Calexico kicked off their US tour in Boston, in support of their brand-spankin’ new Algiers record, a place that finds them with a new label (Anti-, after Quarterstick was collateral damage in the Touch and Go implosion) and with some new faces in the lineup. Stalwarts Joey Burns and John Convertino of course form the nucleus of the band and have been there from the get go once they jettisoned as the rhythm section of Giant Sand, and Jacob Valenzuela and Martin Wenk (trumpet, guitar) were familiar faces from years spent on the road. Newcomers include Sergio Mendoza on keyboards and accordion, Ryan Alfredo and the most notable inclusion of Jairo Zavala on guitar, replacing Paul Niehaus.

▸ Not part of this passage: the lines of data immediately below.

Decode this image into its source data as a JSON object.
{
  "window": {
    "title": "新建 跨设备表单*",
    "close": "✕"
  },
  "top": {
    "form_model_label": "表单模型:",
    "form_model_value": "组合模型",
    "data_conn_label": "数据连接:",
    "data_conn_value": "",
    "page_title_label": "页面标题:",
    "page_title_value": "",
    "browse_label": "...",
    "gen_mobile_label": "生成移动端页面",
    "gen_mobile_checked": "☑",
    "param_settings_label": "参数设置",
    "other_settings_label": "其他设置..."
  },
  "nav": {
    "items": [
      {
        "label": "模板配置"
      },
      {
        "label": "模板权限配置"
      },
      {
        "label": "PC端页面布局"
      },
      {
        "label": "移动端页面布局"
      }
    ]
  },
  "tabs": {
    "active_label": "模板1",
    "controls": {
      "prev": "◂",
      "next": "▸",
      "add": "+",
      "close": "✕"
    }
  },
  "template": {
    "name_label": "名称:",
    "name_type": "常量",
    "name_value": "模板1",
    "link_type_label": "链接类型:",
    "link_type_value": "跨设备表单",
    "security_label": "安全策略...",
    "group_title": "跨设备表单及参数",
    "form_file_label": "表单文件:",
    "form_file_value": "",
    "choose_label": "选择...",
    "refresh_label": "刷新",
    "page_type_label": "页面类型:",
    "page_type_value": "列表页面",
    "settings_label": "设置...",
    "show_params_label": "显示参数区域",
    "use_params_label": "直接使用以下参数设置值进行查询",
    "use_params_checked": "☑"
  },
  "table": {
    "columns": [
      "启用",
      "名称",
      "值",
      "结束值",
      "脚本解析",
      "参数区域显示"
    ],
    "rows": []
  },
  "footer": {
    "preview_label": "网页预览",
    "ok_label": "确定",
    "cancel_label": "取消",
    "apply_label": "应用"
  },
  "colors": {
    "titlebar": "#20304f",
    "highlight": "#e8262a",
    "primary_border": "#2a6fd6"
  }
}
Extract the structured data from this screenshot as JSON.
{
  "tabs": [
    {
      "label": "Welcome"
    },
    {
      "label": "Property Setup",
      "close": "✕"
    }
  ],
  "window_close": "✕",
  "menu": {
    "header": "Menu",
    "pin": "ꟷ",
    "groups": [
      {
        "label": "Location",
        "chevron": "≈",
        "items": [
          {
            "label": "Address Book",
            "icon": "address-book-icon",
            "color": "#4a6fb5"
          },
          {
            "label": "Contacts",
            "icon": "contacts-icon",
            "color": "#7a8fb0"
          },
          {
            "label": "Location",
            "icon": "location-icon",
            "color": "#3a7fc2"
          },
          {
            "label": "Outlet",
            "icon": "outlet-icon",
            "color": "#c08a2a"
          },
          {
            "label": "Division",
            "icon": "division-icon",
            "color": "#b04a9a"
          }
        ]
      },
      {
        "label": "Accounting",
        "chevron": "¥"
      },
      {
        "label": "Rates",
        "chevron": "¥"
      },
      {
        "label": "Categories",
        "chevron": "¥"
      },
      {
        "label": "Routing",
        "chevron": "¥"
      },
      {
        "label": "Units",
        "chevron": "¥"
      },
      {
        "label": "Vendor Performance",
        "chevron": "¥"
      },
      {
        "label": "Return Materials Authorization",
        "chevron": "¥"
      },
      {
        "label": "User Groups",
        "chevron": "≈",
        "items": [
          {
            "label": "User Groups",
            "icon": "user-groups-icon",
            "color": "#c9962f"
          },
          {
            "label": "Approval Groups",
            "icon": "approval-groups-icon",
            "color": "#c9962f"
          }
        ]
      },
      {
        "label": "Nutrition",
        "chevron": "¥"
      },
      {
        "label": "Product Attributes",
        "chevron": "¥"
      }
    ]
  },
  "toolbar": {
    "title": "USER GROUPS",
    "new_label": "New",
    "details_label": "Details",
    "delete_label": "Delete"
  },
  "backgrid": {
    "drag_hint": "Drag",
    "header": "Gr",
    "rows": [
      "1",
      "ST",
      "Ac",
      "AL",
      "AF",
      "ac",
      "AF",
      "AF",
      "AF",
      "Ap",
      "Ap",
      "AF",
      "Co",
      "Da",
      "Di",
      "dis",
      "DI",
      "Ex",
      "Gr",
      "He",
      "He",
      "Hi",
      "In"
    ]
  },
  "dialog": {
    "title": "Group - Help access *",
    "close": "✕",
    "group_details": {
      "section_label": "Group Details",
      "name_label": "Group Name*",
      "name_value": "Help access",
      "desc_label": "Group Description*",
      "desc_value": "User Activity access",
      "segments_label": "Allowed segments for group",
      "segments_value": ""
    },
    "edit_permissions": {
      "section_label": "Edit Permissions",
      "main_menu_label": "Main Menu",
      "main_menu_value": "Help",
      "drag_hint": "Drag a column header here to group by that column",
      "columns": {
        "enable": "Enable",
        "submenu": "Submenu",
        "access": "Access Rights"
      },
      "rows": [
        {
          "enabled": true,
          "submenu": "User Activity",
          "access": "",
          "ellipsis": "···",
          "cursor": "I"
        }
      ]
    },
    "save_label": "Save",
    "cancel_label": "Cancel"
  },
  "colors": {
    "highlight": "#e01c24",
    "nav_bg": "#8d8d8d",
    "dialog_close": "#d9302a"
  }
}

Zavala’s biting tone and energy was a bracing change from Niehaus’ mannered approach, bringing fresh blood to songs like “Guero Canelo,” firing off a torrid one note guitar solo filled with acid that would make Neil Young’s head snap to attention. He also played the lap steel just as proficently, bringing a lush texture to the uplifting dirge that is “Black Heart” or the languid waltz of “Across The Wire.”
But back to the nucleus….Burns and Convertino steer this tumblin’ tumbleweed through the dry arroyos and canyons like a bat with supersonic radar, dodging and weaving around Americana melody lines and brash splashes of Mariachi in perfect control and balance. Burns’ guitar playing never forces its way to the front, but you always know it’s there providing key ballast in acoustic or electric form, and Convertino is the balls-out coolest drummer there is, at least until Tom Waits decides to beat the skins.
The Dodos brought their own sound to the mix, and apparently their own crowd. The age difference between the two band was easily a generation, and it was odd to the see the audience tide roll in and out during set changes, as both bands should have something to bring to either camp. Regardless, the minimalist duo of Meric Long and Logan Kroeber hung enough melody lines over their ragged guitar and drums to keep it interesting, and ended the show with a dust-up that sounded vaguely Verlaines-esque. That’s a pretty high bar in this household to clear.